Netflix grew its revenue in 2017 by 32%. Around third of this growth was achieved by an increase in average subscription price and the rest thanks to subscribers growth.
If we split Netflix revenue by segment then 53% is from US streaming (growing by 21%), 44% from international streaming (growing by 58%)⠀and the rest is legacy small DVD-by-mail service (decreasing by 17%).
Growth in average subscription price is around 10% in both US and international streaming, so the increasing number of subscriptions drive the rest of the growth. At the end of 2017, Netflix had 53m US streaming paid memberships, 58m international streaming paid memberships and 3m legacy US DVD-by-mail service. Netflix still operates its original DVD-by-mail service which is small & decreasing but high-margin business.⠀
So far it looks that the US and international segment are roughly balanced in its size. However, when you look at margins of those segments, taking into account cost of revenues and marketing costs, you will see that while US streaming service has a healthy margin of 37%, a margin of the international streaming segment was only 4% in 2017. Good news is that in 2018 we already see higher margins even for the international segment (15%).⠀
Another point to keep in mind when you are looking at Netflix P&L is that positive net income does not mean Netflix is already a self-financing business. Netflix is still burning billions of cash each year that they need to produce new content and buy licenses. Since it is amortized, so you do not see it all as cost in 2017. Therefore it needs to borrow billions each year to finance its aggressive growth.⠀
#5 Alphabet (Google)
Alphabet is a new name (since 2015) for Google and all its projects. But do not let it confuse you, Alphabet is still from 99% old Google and from 86% it relies on advertising revenues.

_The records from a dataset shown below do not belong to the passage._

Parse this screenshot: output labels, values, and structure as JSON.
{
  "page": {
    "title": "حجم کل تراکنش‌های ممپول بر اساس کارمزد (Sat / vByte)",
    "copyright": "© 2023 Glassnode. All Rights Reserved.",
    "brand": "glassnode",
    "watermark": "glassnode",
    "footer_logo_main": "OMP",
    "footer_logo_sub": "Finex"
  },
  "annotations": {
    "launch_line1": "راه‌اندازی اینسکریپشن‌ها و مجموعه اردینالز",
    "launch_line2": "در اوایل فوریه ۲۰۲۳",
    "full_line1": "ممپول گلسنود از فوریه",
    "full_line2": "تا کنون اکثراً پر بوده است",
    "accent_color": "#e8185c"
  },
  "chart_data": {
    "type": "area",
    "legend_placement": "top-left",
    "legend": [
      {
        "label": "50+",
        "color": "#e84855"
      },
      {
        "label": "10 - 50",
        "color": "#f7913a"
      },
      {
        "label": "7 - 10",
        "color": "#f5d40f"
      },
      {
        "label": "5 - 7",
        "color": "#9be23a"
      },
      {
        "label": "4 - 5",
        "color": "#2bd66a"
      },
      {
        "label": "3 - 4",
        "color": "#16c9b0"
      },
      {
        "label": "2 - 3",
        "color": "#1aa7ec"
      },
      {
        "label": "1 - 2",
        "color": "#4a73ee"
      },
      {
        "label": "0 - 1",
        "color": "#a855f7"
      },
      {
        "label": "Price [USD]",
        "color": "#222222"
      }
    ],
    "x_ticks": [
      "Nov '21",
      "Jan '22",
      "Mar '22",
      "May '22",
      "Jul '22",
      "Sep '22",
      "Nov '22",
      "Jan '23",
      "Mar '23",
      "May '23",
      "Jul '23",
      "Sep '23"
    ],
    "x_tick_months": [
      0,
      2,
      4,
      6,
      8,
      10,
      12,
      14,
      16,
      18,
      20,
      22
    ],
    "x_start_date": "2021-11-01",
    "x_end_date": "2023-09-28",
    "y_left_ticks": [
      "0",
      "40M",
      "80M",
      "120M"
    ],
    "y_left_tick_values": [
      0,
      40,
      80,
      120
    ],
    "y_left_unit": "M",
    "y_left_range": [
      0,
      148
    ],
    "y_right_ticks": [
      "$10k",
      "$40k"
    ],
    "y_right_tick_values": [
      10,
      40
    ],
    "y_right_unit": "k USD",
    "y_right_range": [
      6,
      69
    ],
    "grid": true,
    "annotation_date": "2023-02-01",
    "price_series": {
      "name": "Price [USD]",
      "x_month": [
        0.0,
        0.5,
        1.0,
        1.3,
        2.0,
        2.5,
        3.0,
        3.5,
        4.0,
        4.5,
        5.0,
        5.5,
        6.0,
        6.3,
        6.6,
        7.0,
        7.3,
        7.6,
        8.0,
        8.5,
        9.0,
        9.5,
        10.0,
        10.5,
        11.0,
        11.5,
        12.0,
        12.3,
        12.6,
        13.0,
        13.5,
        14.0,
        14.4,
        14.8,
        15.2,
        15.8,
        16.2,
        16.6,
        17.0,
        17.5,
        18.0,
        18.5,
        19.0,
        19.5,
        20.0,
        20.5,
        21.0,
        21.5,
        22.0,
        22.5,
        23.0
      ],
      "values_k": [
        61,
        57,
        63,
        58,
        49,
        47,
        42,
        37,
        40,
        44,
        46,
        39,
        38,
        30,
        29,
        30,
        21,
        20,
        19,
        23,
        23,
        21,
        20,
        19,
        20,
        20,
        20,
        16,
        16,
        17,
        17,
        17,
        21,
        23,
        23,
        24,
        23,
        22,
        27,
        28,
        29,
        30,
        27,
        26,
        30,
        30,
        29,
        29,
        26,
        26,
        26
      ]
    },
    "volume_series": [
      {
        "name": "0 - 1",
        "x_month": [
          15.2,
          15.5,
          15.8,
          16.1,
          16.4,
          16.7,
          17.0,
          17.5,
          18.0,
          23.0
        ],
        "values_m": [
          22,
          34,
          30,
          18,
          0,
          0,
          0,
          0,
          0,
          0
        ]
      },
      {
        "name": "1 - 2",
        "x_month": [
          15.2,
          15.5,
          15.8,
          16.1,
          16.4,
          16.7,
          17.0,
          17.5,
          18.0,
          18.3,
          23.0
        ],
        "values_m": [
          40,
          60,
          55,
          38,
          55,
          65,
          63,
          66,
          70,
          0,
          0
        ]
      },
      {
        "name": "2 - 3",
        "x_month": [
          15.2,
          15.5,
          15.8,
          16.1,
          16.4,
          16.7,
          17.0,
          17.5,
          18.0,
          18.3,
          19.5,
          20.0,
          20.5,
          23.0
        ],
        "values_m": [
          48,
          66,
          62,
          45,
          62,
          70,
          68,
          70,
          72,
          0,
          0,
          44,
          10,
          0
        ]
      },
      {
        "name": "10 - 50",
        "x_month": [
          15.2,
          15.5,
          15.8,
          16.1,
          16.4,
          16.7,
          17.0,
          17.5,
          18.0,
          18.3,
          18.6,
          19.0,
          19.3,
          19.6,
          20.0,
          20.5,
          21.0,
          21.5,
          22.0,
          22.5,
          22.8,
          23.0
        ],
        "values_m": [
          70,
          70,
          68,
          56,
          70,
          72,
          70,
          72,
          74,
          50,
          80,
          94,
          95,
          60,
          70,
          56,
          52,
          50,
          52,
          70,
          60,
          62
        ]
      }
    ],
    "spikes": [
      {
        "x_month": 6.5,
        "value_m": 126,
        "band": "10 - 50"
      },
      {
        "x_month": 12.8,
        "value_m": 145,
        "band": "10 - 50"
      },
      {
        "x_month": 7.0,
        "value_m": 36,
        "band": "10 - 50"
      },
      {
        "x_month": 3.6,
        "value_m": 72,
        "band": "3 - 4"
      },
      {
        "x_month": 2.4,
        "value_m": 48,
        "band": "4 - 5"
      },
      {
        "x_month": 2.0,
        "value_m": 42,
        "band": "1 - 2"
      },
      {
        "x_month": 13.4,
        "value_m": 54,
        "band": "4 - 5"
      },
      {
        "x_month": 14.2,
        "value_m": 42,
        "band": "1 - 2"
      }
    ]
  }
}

Revenues grew by 23% thanks to an increase in clicks by 46%, offset by a decrease in cost-per-click. Even though Alphabet is a global company, 47% of revenues are still coming from the US.⠀
Advertising revenues grew by 22%, other Google revenues by 42% and so far negligible non-Google projects by 49%.⠀
Operating margin decreased from 26% to 24% and Alphabet expects another decrease thanks to both increase of traffic acquisition costs (TAC) and also thanks to an increasing share of non-advertising revenues (with generally lower margin)
References: Visualizations in this article were created using R and ggplot2.